Electron spin

@kazetnagorra said
I'm not sure how best to answer such a general question other than to suggest you look up what intrinsic spin is.

https://en.wikipedia.org/wiki/Spin_(physics)

Why do you think scale makes a big difference?

@humy said
You IMPLIED the claim.

First you said in the question in your OP;

"Goudsmit and Uhlenbeck discovered not only that electrons were orthorotating, but also that they were spinning at 1.37 times the speed of light. "

Which implies you took this nonsense claim with some credence else you wouldn't bother mentioning it.

Then you asked the question in your OP;

"Do electr ...[text shortened]... estion because you wanted to learn or know but rather you were and still are just trolling as usual.

Your constantly saying "no" doesn't tell me what your positions is.
A few simple questions will solve that.

Do electrons spin?
Has the spin been measured?
If so, what was the speed of spin measured?

@metal-brain said


Do electrons spin?
Has the spin been measured?
If so, what was the speed of spin measured?

Apparently you don't read most of my posts. If you did, you would already know the answers. The answers, just like I implied to you here, are;

Yes, electrons have a property called spin.

And, NO, the 'speed' of that spin has NOT been measured because no such 'speed' exists. As I repeatedly told you, and you can verify this by just looking it up yourself, there is no speed of the electron spin because it isn't 'spin' in that sense.
Reminder of what I said;

"...there is no meaningful definable 'speed' of an electron's spin
...
The 'spin' is property of electrons we can measure by the way they interact with magnetic fields, but it doesn't have any more intuitive analogy to spinning objects we're familiar with.
..."

Exactly which part of the above do you not understand?
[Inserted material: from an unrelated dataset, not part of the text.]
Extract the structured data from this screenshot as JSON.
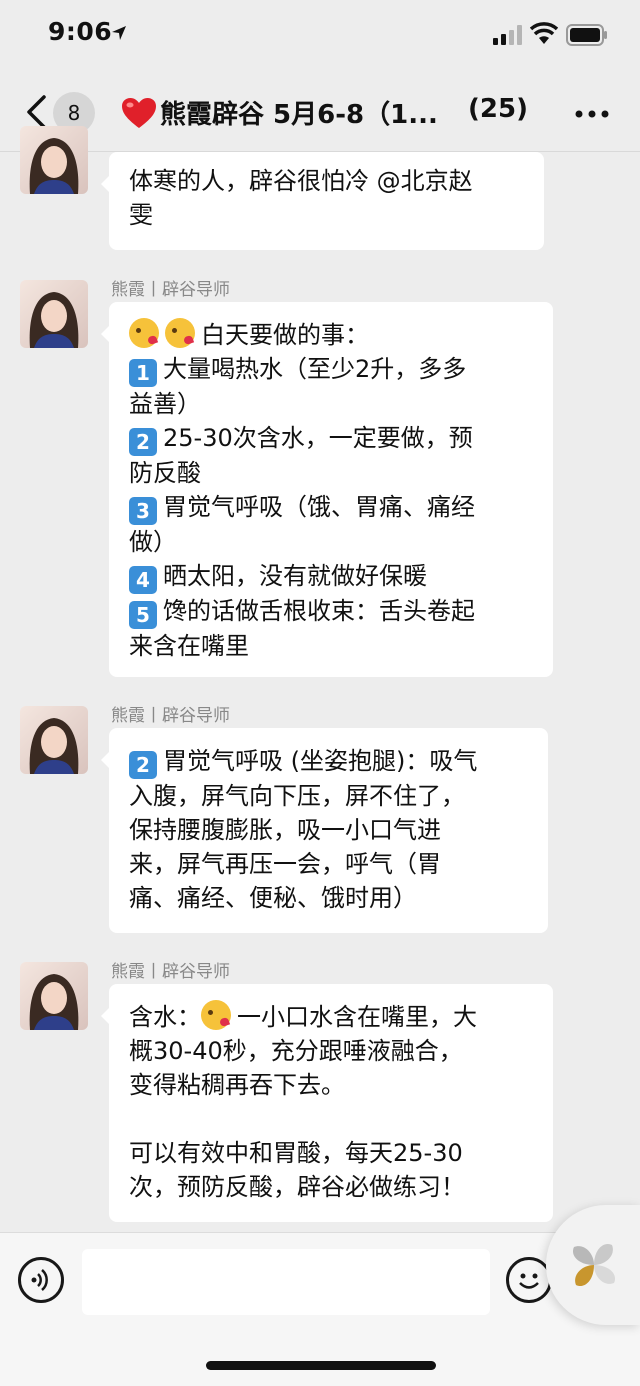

Therefore there is no "If so".

Next stupid question...

@metal-brain said
Why do you think scale makes a big difference?

It's not scale, it's number. A neutron star is a composite object, there are many particles present. With an electron there is only one particle.

@metal-brain said
Why do you think scale makes a big difference?

Well gee, that's what this whole quantum mechanics stuff is about, isn't it?

@deepthought said
It's not scale, it's number. A neutron star is a composite object, there are many particles present. With an electron there is only one particle.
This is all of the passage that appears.